Jeff (Tom Drake - or, as he's also known, The Boy Next Door in "Meet Me In St. Louis") is a soldier home in New York City for a two week furlough where he is eager to re-unite with Jean (Reed), employed at the same department store where he worked and with whom he fell head over heels four years ago before he left and to whom he became engaged while he was away. He surprises her at the store as the movie opens but the expression on Jean's face gives away that all is not as it seems. No, in these last four years Jean has fallen for one Walter Medcraft, a man we assume is not as worthy for Jean as Jeff once we learn he works at the same store in (ugh) the accounting department. But Jean cannot bring herself to tell Jeff the truth.

Her gossipy co-workers, realizing she has failed to spill the proverbial beans, express their disappointment and when she decides once and for all that she must confess they all realize she can't.

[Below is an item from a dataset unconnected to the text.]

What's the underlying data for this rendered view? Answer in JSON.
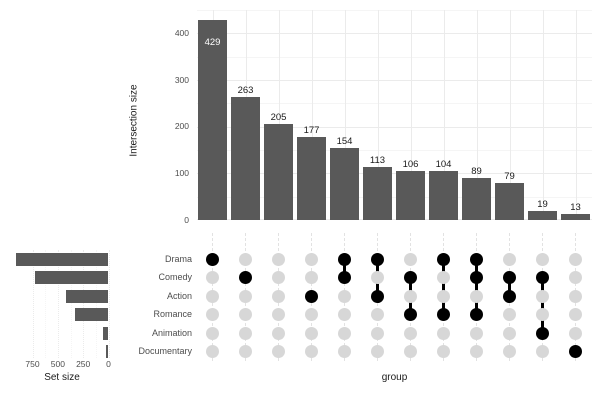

After all, Jeff only has two weeks before he must ship out again. These two weeks must be all happiness, no sadness, and so shall it be.

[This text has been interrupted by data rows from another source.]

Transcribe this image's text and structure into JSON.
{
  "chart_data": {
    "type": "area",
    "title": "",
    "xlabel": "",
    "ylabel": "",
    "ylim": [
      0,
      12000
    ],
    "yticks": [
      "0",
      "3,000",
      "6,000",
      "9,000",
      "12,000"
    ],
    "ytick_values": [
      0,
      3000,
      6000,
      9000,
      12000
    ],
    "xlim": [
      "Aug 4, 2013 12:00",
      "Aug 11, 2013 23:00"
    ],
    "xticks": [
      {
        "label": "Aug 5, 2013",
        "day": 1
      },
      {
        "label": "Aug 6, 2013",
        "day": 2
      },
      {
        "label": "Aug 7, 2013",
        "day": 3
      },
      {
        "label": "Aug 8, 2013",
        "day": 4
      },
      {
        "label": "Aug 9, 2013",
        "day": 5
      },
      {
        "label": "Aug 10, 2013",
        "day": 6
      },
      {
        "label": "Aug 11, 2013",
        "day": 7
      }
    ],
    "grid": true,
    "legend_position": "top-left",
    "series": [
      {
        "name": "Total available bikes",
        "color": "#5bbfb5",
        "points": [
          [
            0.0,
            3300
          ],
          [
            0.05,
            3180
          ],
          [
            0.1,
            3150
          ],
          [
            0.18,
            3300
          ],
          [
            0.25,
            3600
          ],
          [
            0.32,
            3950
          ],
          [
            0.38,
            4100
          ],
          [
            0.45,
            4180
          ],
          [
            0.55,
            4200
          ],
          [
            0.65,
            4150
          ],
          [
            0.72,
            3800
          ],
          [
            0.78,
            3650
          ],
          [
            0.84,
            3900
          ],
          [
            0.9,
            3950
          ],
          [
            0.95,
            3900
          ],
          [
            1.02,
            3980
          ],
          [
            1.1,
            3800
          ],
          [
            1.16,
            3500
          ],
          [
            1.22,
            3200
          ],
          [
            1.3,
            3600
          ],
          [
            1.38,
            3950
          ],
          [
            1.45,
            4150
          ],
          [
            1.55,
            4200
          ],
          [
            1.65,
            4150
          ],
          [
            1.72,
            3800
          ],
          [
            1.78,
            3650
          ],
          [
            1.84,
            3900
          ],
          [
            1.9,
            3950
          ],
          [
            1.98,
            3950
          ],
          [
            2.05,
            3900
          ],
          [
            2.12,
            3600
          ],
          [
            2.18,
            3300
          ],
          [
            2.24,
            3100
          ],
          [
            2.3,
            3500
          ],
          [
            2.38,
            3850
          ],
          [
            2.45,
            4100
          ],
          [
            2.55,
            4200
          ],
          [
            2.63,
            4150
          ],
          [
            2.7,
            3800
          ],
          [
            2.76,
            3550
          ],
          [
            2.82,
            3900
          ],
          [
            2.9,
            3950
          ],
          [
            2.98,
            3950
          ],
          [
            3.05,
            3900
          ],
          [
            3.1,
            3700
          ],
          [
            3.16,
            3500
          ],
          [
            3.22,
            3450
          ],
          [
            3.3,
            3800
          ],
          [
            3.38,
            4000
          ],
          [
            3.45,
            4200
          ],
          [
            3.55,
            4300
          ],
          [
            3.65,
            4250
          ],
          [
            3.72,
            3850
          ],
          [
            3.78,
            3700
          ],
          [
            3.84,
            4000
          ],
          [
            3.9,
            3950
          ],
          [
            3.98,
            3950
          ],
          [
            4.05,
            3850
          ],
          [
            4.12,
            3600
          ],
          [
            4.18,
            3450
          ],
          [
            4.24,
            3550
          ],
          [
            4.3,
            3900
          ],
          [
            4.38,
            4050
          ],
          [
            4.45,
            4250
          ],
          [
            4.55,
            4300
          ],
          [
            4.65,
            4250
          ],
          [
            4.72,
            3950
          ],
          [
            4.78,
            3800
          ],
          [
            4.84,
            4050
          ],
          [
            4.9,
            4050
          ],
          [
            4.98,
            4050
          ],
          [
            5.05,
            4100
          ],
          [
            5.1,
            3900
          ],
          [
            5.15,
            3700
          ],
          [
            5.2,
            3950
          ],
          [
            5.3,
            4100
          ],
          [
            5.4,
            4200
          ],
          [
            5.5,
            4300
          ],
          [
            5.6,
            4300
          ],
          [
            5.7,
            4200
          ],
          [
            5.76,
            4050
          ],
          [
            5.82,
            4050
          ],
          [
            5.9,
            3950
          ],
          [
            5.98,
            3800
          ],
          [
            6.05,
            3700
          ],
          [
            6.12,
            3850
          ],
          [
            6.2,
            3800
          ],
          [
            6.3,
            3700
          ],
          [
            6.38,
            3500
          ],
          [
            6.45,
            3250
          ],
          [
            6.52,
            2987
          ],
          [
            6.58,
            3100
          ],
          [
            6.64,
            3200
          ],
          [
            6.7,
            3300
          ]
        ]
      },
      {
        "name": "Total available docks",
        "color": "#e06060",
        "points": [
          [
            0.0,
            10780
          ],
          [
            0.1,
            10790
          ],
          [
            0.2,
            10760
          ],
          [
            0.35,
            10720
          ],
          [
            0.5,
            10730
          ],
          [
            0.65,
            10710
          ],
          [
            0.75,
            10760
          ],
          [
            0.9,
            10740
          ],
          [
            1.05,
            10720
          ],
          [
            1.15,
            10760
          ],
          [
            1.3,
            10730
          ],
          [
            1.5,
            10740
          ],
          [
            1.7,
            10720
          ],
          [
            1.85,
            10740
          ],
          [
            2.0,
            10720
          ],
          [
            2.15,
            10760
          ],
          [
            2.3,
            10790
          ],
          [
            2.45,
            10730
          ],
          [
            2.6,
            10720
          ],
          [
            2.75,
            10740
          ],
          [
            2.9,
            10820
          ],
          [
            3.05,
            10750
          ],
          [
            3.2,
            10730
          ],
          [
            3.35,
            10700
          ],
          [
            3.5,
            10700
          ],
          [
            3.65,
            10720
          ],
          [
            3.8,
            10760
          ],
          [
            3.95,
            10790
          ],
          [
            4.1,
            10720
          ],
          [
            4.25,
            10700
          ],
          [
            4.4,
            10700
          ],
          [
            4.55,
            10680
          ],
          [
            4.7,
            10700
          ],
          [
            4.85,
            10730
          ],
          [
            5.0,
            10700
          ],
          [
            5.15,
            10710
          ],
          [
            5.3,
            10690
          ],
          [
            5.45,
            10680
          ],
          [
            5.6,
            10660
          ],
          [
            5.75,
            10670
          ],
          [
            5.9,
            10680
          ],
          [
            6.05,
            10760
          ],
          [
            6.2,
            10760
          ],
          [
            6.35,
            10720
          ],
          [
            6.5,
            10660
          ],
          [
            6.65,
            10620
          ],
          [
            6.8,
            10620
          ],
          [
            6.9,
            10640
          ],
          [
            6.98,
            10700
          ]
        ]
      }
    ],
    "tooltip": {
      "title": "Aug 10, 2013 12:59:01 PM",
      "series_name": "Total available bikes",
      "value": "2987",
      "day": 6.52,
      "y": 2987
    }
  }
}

(Sidenote: Throughout the film Jeff refers to Jean as "Chunky." Yes. Chunky. Donna Reed is not even remotely chunky. Is this supposed to be 1946 irony? I can't say because it's never explained. Who on God's green earth thought that was a good idea? Lionel Houser, screenwriter, I'm looking at you.)

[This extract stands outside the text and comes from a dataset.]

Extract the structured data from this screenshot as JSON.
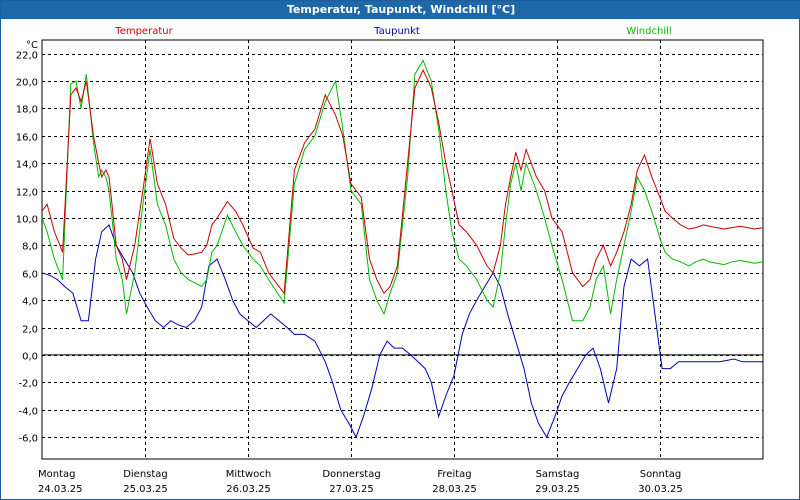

Of course, it won't be that easy. Jean's life is a little different now, like, say, the fact she no longer lives at the apartment where Jeff thinks she lives and where he is set to pick her up later that night which leads to Jean and her boss, Mr. Dilworthy (Edward Everett Horton), convincing the current occupant of the apartment, Professor Boris Riminoffsky (Sig Ruman), to move out for two weeks so she can move in to keep up the charade. Luckily, Riminoffsky is as an apparent romantic and is more than happy to oblige. Of course, Riminoffsky doubles as a music teacher and so after he has departed Jean unwittingly allows a stampede of instrument-wielding children into the apartment moments before Jeff is set to show up. Now....

Here are where the differences between then and now begin to appear. As a modern day viewer I was conditioned to expect Jeff walking in while the kids were making a mighty racket and then Donna Reed feigning that she's a music teacher and hijinks of all sorts ensuing. Not so. She manages to usher the kids out just as Jeff arrives and, sure, she calls one kid Tommy when his name is actually Eddie but that's the extent of the "wacky" misunderstanding and then the scene evolves into something far more affecting as they recall the first time they met and he sits down at the piano and plays a tune and you can in Jean's eyes in that lush black and white (while I'm at it, Donna Reed's beauty was much better served with her hair down than up in that Elaine Benes-y wall) how and why she fell for Jeff way back when and, hey, she might just be falling for him all over again. It is a vivid illustration of characters driving the plot rather than the alternative which is what we here in the 00's are used to having served to us.

Or consider the inevitable confrontation between Jeff and Walter minus the fact it isn't a confrontation at all but two men who don't know they are both engaged to the same woman. In 2010 Walter is a boorish blowhard so the audience can openly root against him even though this makes it implausible that Jean would ever want to be with him in the first place. (See: Bradley Cooper in "Wedding Crashers.") Walter, however, is just as friendly as Jeff but the movie - and this is damn tricky, people, when he only has a single scene - makes him multi-dimensional when he admits in a roundabout way that he is not ready for marriage.

Or consider the conclusion when Jean's good-hearted co-workers (and it's strange to use the phrase good-hearted in conjunction with the Wicked Witch Of The West - Margaret Hamilton) scheme to bring she and Jeff face to face after after the end of the second act, as he must, has appeared to have lost Jean. It might be a little disturbing for modern day viewers to hear these good-hearted co-workers refer to Jeff as the "customer" and Jean as (ahem) the "merchandise" but nonetheless the script shows intelligence in that it doesn't let anyone but Jeff and Jean make the decision for them.

"Faithful In My Fashion" isn't a classic but a competent, professional film without any needless fluff. Today's multitude of wannabe rom coms would be wise to pay attention to it. (Which means they won't.)